Rabindranath Maharaj’s new novel, though flawed, is a fiercely imaginative, powerfully written meditation on storytelling, uncertainty, identity, and time. Maharaj, the Trinidadian-Canadian author of The Amazing Absorbing Boy (which won the Trillium Book Award and the Toronto Book Award), is a talented and at times poetic writer whose referential style is rooted in psychological realism but gleefully borrows from a range of forms including comic books, pulp-fiction novels, and low-budget cinema.
The story begins with a nameless narrator recalling the day he awoke in a strange room located within a series of buildings identified only as the Compound, with no memory of who he is or why he is there. His room is outfitted with an escritoire, cash, pens, a bamboo boomerang, and reams of onion-skin paper featuring charcoal drawings of scenes and characters that are simultaneously strange and vaguely familiar to the narrator. From there, we follow the narrator as he wanders the grounds of the Compound and documents the people and weird entities he encounters, characters that pervade Adjacentland’s Möbius strip of a plot.
The energetic story moves forward and then loops back on itself, never losing momentum or purpose but accumulating detail out of the novel’s grim landscape. We soon realize that the narrator is part of a network of extraordinary individuals who occupy various areas and buildings in and around the Compound. These individuals – including a thickly muscled man known as Balzac the Brute – are differentiated by exaggerations in the way they speak, the proportions of their bodies, or their ostentatious costumes. The narrative begins to resemble a graphic novel or storyboards for a film; the narrator’s descriptions mirror the strokes and shading of the charcoal sketches in his room at the Compound.
Adjacentland’s atmosphere is one of confinement, otherness, and even exile. The Compound’s architecture evokes mid-20th-century utilitarianism. Antiquities abound. The narrator explores old train station waiting rooms occupied by doomed men who await the next departure to oblivion. He views short films on a reel-to-reel projector in a railway carriage as mysterious men come and go. The world of the novel is bleak – as if its inhabitants have been lobotomized or had their imaginations sucked out.
Though the atmosphere is often austere and claustrophobic, the imagery Maharaj evokes can be breathtaking. His gift for creating sharp, poignant portraits is a useful counterpoint to the emotional pall that hangs over the characters. At one point, Maharaj breaks away from the narrator’s internal monologue to provide this stunning description: “The moon was full or close to full and the leaves, swaying gently, resembled a pendulum of coins.” There’s no question of Maharaj’s ability to provide flourishes throughout the narrative and the reader will be forgiven for wanting more of these.

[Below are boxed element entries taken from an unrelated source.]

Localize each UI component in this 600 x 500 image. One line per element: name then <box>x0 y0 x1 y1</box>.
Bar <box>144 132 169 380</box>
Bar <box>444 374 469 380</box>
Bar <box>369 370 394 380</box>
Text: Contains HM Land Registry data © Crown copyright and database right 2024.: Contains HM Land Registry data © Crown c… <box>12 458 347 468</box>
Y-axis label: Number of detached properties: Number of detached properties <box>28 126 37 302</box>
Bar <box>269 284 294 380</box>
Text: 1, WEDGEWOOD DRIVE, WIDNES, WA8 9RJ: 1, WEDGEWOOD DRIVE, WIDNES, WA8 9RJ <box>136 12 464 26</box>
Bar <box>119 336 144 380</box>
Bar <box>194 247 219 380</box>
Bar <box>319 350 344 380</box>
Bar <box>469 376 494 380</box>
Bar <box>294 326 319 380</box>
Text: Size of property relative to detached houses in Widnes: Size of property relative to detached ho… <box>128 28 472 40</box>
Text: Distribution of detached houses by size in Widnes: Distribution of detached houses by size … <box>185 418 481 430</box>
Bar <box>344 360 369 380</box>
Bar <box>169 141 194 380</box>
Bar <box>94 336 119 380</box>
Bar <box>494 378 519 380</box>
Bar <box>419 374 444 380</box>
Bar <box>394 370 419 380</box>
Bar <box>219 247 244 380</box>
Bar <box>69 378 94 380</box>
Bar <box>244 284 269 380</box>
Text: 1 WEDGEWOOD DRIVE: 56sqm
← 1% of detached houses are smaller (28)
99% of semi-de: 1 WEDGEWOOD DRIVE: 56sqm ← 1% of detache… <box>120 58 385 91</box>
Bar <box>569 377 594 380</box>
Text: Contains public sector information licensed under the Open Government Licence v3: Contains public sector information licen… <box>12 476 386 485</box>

Maharaj has written a novel that embraces and incorporates its influences with gusto. The themes, characters, and tone are drawn from a variety of sources. Alan Moore’s League of Extraordinary Gentlemen, the ragtag carnivalesque grandeur of Ray Bradbury’s Something Wicked This Way Comes, and the diabolical uncertainty of John Fowles’s The Magus all serve as antecedents. Maharaj’s language is deployed with tonal elements similar to Patrick DeWitt’s weird fairy tale Undermajordomo Minor and at points it chimes with the atmospheric poetry that Jeanette Winterson brought to earlier novels like Art and Lies.
Adjacentland shares the same flaws as many of these influences, especially in the material drawn from the graphic novel and film worlds. This shows itself mainly in the sheer number of characters the narrator encounters and the absence of strong, fully realized, and believable female or non-binary figures. The very few who are not male perform little more than acts of exposition or appear as wise and alluring nymphs at the fringes of the story. Even in a fairy-tale environment like the one Maharaj has created, the sheer quantity of cast members does not cover up for a lack of depth. Many readers will require more from a character than a witty moniker and a steampunk costume.
Despite its flaws, Adjacentland is a good novel with flashes of true inspiration. Maharaj has an ambitious vision, though his plundering of different storytelling modes occasionally causes the narrative to overflow. The novel pushes hard to create a wide-angle synthesis of styles and while it doesn’t always succeed, the writing itself provides some beautiful moments.